Según comparte con lavozdelsur.es, un fin de semana en la playa de Cortadura, estaba con su novio cuando se lo encontró. “Estaba yo en bikini, muy bien, muy mona y estaba él con la mujer. El lunes siguiente me dijo, 'uy, qué guapa estabas en bikini', y se acercó a mí para tocarme. Yo tenía una bata blanca puesta. Me la quité, me fui a dirección y lo denuncié por acoso”, sostiene.
A Isabel se le nota el talante reivindicativo. Es de esas mujeres que no se quedan quietas ante las injusticias y, pronto, se apuntó al sindicato. Por aquel entonces, participaba en manifestaciones y, en más de una ocasión se le pudo ver “corriendo delante de los grises”. “Los sindicatos entonces eran sindicatos, se movían porque, entonces, sí que había que pedir derechos”, comenta.
Reinventándose para seguir trabajando
Su trayectoria laboral dio varias vueltas desde que esta empresa se fue a pique. Salió en un ERE, pero la empresa cambió de nombre y la volvieron a contratar. Un año después, ocurrió lo mismo. “Me dieron otro contrato, sería buena, digo yo”, dice Isabel recordando aquella vez que se subió a un trasatlántico noruego para instalar la fibra óptica en los camarotes.
Cuando acabó su contrato, se presentó a unos exámenes de la Seguridad Social, se sacó la FP de electricidad y electrónica, y estudió muchos cursos, de bobinador de motores o de instalación en línea. Después, estuvo como electricista de mantenimiento en distintos hospitales de la provincia de Cádiz. Cuando ya no le llamaron más, volvió a reinventarse.

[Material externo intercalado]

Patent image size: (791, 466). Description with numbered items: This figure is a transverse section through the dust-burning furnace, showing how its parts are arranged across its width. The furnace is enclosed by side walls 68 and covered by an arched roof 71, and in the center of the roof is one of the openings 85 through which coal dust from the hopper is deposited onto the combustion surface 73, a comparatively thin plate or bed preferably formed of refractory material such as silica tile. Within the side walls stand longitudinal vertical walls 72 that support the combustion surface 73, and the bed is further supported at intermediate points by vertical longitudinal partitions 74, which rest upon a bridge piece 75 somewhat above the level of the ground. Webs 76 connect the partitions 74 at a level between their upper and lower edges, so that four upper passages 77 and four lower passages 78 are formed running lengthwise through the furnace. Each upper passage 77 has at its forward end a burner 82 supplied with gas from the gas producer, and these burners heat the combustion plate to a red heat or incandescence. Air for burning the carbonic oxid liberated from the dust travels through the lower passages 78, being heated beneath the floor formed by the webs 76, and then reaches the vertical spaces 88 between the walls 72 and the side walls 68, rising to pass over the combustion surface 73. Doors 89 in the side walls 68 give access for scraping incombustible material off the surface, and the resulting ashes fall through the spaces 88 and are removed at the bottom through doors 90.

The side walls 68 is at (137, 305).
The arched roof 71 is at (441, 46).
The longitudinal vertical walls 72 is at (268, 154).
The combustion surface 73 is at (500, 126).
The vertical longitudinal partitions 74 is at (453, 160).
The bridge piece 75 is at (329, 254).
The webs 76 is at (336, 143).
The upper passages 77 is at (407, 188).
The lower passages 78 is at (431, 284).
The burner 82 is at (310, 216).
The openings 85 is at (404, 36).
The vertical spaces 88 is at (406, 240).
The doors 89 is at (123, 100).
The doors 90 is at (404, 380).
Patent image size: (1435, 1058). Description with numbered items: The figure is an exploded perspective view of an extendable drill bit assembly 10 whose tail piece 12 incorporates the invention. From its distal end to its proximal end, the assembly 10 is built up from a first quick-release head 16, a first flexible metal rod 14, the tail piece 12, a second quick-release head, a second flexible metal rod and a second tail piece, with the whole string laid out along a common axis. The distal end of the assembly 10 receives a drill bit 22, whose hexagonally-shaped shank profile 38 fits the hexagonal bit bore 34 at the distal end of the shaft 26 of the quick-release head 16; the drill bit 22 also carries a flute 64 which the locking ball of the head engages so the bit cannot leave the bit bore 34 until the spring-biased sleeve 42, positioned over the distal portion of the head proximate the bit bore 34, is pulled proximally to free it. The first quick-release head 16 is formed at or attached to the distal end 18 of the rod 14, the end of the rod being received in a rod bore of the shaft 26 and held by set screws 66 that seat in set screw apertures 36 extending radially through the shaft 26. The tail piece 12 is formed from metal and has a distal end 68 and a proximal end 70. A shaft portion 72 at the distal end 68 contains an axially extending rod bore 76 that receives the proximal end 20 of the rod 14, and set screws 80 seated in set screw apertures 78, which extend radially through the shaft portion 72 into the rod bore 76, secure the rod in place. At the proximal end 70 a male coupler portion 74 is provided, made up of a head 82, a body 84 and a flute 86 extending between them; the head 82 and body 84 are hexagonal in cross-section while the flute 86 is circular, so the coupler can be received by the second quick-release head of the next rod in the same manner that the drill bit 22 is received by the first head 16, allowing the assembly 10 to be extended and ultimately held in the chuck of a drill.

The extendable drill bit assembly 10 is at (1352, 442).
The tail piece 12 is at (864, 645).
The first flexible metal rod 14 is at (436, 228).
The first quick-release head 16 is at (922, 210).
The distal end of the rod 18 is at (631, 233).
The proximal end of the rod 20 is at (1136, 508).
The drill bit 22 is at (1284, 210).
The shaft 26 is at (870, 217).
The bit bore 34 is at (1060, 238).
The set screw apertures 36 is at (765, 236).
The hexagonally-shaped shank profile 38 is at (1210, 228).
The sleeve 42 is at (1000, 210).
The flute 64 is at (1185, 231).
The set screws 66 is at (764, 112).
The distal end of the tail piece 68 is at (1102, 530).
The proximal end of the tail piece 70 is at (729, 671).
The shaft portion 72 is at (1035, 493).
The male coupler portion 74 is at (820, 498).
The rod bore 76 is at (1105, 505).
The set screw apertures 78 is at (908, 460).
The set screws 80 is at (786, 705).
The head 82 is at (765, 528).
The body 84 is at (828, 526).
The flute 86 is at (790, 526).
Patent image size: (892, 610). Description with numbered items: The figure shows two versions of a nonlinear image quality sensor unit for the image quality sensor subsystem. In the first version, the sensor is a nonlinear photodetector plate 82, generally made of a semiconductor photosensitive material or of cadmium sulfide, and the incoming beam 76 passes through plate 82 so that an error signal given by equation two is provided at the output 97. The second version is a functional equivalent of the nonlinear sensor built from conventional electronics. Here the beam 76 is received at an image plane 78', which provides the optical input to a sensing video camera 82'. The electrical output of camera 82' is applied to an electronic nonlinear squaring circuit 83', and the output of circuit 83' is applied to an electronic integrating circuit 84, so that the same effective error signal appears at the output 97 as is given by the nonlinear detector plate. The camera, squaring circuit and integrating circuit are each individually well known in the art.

“Me fui al INEM y vi que necesitaban electricistas que supiesen del tubo H. Yo no tenía ni idea, pero me presenté y me dieron un contrato en un hotel. Y mi compañero, el oficial con el que iba a trabajar, fue el que me enseñó. Y, al final, terminé siendo oficial de él”, explica.
Paralelamente, Isabel nunca ha dejado de realizar trabajos en casas particulares. Son muchas las personas que ya la conocían y que confiaban en sus habilidades. A su hijo le instaló la casa entera y, cada vez que va a casa de alguna amiga, le comenta que no le funciona un enchufe o que le da miedo cambiar una bombilla. Y allí está ella.
Además de conocimientos, esta gaditana ha demostrado tener un gran corazón. “He ayudado mucho. Cuando me decían que fulanita la pobre no tiene para comer y se le ha ido la luz, yo me iba a arreglársela”, dice enseñando sus manos. Esas por las que han pasado miles de cables. Gracias a ellas, la luz nunca ha faltado en barcos, casas, hoteles y hospitales.